In an unnamed eastern European country sometime after the end of World War II and the Communist takeovers in those countries, an unnamed Roman Catholic cardinal (Alec Guinness) is presiding over Mass. The Communists were officially atheist, although the extent to which various Communist countries suppressed organized religion varied from country to country. It's fairly obvious why the Communists would see the Roman church as a threat, and sure enough, the Communists in this country see the Cardinal as a threat. So after Mass, the Cardinal is arrested.

Now, the government could simply put the Cardinal in prison on trumped-up charges and let him languish there. That, however, presented a substantial political problem. The Catholic church still had a substantial following, and imprisoning the Cardinal would turn him into a cause célèbre at best, or a martyr at worst. This would be even more the case if the government summarily executed the Cardinal on whatever charges. No; the government realizes that they need a show trial in which the Cardinal can be forced to "confess" his "sins" against the state, much like the Costa-Gavras movie The Confession that I blogged about some time back. Now, in that movie, the defendants were all already devoted communists who couldn't understand why they had been put on trial, so it was easier for the state to get the confessions they wanted. With a devout Catholic like the Cardinal, that's going to be much more difficult.

To that end, the government brings in an unnamed Interrogator (Jack Cardiff), a devout communist who can probe the Cardinal's mind and figure out what to use as a wedge to crack it open and get that confession. The Cardinal and the Interrogator also have a past together, having jointly been part of the resistance against the Nazis during the war, although they didn't always resist in the same way. The Cardinal had even been tortured by the Nazis, which is why the government knows they can't simply torture a confession out of the Cardinal. The Interrogator knows all of this, and has to come up with more subtle measures. And, he's a pretty darn smart man himself, so he has a bunch of tricks of his own up his sleeve.

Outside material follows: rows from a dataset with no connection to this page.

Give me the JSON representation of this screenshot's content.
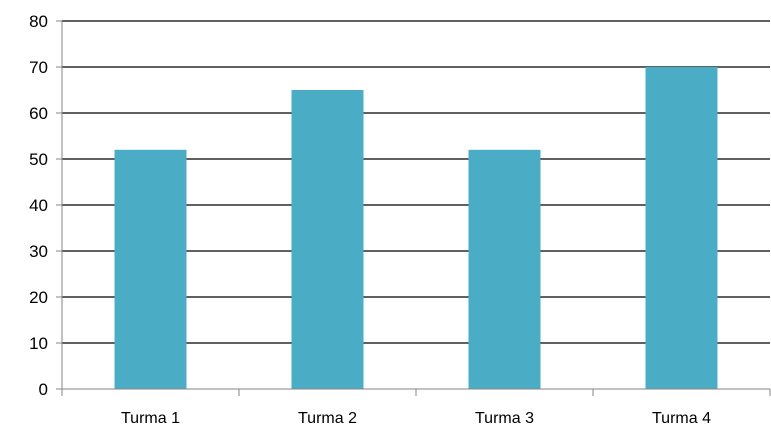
{
  "chart_data": {
    "type": "bar",
    "title": "",
    "xlabel": "",
    "ylabel": "",
    "categories": [
      "Turma 1",
      "Turma 2",
      "Turma 3",
      "Turma 4"
    ],
    "values": [
      52,
      65,
      52,
      70
    ],
    "ylim": [
      0,
      80
    ],
    "yticks": [
      "0",
      "10",
      "20",
      "30",
      "40",
      "50",
      "60",
      "70",
      "80"
    ],
    "grid": true,
    "legend": "none",
    "colors": {
      "bar": "#4bacc6",
      "gridline": "#000000",
      "axis": "#868686"
    }
  }
}
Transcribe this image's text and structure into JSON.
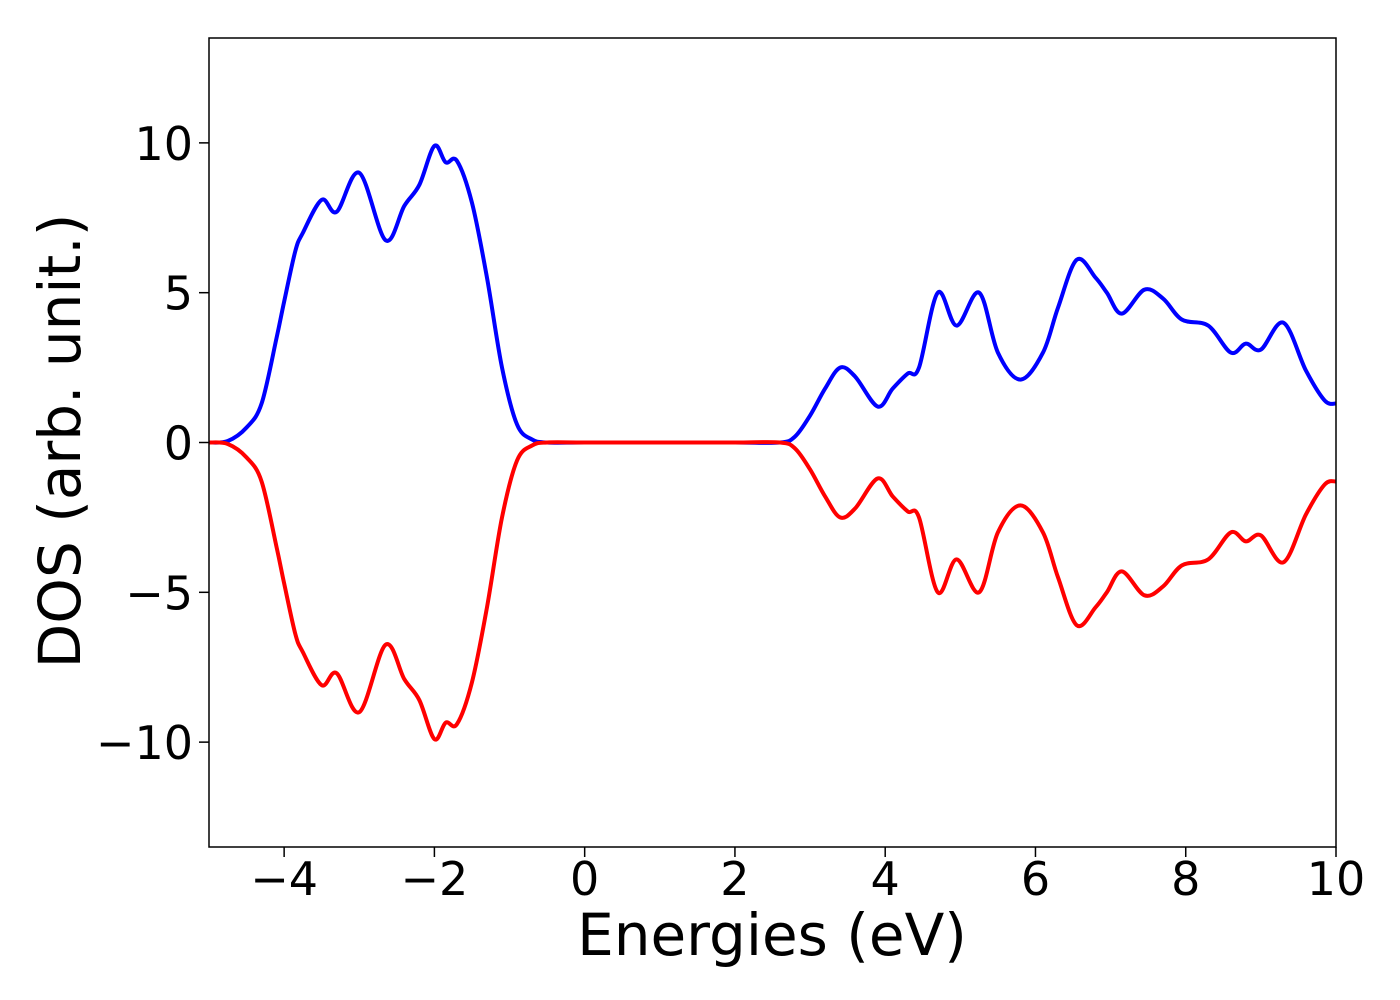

In between all of the verbal sparring between the Cardinal and the Interrogator, the Cardinal is sent back to his prison cell, where he's attended to by a Jailer (Wilfrid Lawson), whose plot purpose is more to be somebody neutral and release the tension of the plot. (I have a feeling that in real life, the government would have used a jailer who was more or less spying on the Cardinal, much like in the US Army's World War II training film Resisting Enemy Interrogation.)

That's pretty much all there is to the plot of The Prisoner, as the movie is as much a character study of the two main characters (and especially the Cardinal) as it is a traditionally-plotted movie. And if The Prisoner has one weakness, it's in that scanty plot. It feels a lot like a plot that starts somewhere a bit past the beginning, and ends somewhere before the end. The characters know each other and know what was going on before the events of the movie, but we don't.

The movie also requires a bit of knowledge of history above and beyond what I mentioned about the anti-clerical nature of the eastern European regimes. It's based on a play (if you couldn't tell from the relatively small number of sets) that was loosely based on real events. The Cardinal is most likely based on Hungarian Jószef Cardinal Mindszenty. He was arrested in 1948 after the Communist takeover of Hungary; at the time of the play and movie he was languishing in prison. He would be released in the abortive revolution of 1956, but after the Soviets invaded Mindszenty was forced to take refuge in the US embassy in Budapest, where he'd spend the next 15 years. European audiences of the 1950s probably would have recognized Mindszenty as a human rights prisoner; modern-day audiences, especially an ocean away, perhaps not so much.

However, the plot we do have works, and the performances are outstanding. I don't think anybody should be surprised by Guinness' performance. But those who don't know Jack Hawkins, since he isn't as well remembered by people who aren't film buffs, might not realize just how good an actor he could be. And The Prisoner is one of his best roles.

If you want a thoughtful movie with good acting, The Prisoner is one I can recommend in spades.